Do NOT base your decision to drink alcohol on consulting with other people who have drunk alcohol while taking Accutane and have not suffered any adverse effects, or refer to online articles to inform your decision.
Your GP is the only person you should consult with as they have all the relevant information relating to your medical history and is in the best position to advise you.
But if in any doubt the best course of action would be NOT TO DRINK any alcohol at all when taking the medication.

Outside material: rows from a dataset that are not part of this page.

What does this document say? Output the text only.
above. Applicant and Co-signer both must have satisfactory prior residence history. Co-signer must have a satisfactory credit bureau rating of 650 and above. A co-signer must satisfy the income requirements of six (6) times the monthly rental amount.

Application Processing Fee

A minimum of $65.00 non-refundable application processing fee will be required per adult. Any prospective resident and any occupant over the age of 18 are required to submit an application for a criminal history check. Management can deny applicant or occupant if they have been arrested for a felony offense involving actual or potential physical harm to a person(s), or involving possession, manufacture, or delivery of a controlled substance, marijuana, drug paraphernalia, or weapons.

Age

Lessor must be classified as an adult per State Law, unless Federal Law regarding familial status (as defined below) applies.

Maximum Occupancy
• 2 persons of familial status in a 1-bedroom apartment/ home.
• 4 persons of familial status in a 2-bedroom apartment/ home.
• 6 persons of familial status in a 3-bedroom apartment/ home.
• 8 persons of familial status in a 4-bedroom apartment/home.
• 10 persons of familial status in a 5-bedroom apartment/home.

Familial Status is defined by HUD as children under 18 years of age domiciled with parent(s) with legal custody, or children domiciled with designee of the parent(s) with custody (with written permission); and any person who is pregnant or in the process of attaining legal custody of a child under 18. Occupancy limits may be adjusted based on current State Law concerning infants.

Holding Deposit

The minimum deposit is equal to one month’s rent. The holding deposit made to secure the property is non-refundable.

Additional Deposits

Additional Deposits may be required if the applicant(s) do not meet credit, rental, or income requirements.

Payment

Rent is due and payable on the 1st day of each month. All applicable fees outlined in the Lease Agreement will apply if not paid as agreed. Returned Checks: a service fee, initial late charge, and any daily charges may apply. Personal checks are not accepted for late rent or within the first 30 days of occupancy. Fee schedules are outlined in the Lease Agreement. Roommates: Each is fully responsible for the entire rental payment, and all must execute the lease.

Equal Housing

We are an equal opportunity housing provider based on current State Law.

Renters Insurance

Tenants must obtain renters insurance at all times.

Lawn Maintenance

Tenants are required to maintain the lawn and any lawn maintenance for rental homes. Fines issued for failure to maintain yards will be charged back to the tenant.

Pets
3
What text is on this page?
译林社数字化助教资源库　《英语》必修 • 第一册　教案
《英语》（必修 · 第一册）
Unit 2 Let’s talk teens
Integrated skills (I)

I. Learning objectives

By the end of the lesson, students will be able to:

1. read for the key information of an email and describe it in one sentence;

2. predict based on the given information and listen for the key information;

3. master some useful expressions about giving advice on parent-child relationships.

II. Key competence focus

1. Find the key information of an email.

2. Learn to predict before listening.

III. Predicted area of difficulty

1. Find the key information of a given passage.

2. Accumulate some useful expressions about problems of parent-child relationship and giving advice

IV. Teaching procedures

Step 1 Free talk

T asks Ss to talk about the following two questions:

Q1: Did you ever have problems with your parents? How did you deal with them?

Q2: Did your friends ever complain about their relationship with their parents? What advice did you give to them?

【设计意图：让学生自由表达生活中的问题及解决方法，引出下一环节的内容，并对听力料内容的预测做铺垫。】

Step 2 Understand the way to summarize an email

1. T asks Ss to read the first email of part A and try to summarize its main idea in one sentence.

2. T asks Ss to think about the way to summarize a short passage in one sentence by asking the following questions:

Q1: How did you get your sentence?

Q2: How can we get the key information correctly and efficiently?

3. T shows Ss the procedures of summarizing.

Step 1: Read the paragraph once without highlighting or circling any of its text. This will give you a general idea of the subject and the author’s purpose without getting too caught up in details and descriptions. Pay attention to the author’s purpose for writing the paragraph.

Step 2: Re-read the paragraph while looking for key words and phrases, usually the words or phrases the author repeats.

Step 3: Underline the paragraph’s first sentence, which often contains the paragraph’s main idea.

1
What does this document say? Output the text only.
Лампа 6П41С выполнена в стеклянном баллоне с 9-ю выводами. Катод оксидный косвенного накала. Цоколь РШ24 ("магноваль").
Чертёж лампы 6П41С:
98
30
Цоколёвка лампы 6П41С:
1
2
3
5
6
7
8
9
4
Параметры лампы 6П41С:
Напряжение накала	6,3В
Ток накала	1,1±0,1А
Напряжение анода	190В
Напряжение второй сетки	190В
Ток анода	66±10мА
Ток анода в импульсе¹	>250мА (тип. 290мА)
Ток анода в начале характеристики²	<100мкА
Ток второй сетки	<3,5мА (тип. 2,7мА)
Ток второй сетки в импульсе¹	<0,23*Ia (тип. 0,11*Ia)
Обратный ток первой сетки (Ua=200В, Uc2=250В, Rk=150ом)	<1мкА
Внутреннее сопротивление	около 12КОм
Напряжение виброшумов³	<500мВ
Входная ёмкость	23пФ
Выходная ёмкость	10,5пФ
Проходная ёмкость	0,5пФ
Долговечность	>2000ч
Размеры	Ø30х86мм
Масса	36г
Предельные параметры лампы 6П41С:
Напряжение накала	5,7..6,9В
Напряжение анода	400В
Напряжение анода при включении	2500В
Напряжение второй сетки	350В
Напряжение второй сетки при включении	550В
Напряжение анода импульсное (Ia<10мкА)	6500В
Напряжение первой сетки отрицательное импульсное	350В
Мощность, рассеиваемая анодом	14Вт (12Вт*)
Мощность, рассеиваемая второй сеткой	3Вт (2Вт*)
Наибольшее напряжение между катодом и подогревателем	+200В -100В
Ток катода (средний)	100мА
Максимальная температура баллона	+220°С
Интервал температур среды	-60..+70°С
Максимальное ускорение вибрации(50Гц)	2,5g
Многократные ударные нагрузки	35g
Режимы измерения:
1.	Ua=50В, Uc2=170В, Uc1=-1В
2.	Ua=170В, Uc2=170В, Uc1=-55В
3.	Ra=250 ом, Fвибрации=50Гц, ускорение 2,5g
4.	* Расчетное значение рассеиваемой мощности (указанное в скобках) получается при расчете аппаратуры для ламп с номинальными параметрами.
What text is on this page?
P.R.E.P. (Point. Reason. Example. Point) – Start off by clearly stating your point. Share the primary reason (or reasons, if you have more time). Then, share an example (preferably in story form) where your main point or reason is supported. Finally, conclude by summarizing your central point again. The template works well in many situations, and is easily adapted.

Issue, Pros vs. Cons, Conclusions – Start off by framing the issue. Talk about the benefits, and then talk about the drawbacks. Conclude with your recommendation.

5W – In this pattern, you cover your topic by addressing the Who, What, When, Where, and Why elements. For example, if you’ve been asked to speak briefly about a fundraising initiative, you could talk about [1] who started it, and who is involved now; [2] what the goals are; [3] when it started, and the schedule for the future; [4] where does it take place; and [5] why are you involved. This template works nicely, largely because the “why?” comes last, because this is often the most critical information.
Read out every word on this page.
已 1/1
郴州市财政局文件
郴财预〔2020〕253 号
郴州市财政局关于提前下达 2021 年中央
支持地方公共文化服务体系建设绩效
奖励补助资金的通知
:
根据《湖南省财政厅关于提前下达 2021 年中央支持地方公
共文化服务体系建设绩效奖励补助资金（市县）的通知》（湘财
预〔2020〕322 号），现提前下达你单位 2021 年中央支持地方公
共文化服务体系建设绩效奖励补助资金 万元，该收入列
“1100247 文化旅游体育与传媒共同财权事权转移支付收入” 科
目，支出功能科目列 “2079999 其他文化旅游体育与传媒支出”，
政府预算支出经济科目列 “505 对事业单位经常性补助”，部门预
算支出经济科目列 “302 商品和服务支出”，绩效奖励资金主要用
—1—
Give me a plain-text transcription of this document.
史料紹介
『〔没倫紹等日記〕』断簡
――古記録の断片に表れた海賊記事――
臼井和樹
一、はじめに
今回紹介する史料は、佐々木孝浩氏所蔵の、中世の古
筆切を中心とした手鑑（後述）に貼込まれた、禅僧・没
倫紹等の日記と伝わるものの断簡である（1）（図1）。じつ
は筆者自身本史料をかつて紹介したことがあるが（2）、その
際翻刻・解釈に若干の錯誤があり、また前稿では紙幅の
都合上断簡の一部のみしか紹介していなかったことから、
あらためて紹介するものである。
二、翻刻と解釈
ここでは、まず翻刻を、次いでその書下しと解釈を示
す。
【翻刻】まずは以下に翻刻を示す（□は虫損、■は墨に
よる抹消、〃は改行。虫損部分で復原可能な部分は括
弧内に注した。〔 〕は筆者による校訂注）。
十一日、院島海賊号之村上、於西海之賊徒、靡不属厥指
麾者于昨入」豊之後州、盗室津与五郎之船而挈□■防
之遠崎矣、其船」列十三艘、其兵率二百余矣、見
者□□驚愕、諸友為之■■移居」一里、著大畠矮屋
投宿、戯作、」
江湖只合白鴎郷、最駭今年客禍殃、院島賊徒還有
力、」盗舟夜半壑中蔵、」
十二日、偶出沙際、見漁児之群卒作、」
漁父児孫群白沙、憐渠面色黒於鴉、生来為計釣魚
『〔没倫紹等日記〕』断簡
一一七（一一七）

If you are considering organising a consultation with a doctor or dermatologist about starting a course of Accutane and you have concerns about whether you can stop drinking during the course of treatment you should express your concerns to your GP when you meet with them and they can talk you through your options.
If you are unable to control your drinking then it may be unwise to begin a course of Accutane and instead focus on seeking the help of treatment services to enable you to stop drinking.
Your GP will be able to signpost you to the relevant services if you are honest enough to reveal the extent of your alcohol consumption.
If you are advised to give up alcohol to begin a course of Accutane but don’t think you can stop then it is likely that you have alcohol dependence or addiction and should obtain a clinical diagnosis.
The fact that a person cannot stop drinking indicates that they have lost control over their alcohol intake and this will have serious health consequences for them if they proceed to begin a course of Accutane.
If a patient does receive a diagnosis of alcohol use disorder then it would be wise for them to delay beginning a course of Accutane until they can control their alcohol use. (8,10)
(1) Advanced Acne Institute (2022) Five Frequently Asked Questions About Accutane Treatment for Acne. available@ Five Frequently Asked Questions About Accutane Treatment for Acne – Advanced Acne Institute
(2) American Osteopathic Clinic of Dermatology (2022) Accutane. available@Accutane – American Osteopathic College of Dermatology (AOCD)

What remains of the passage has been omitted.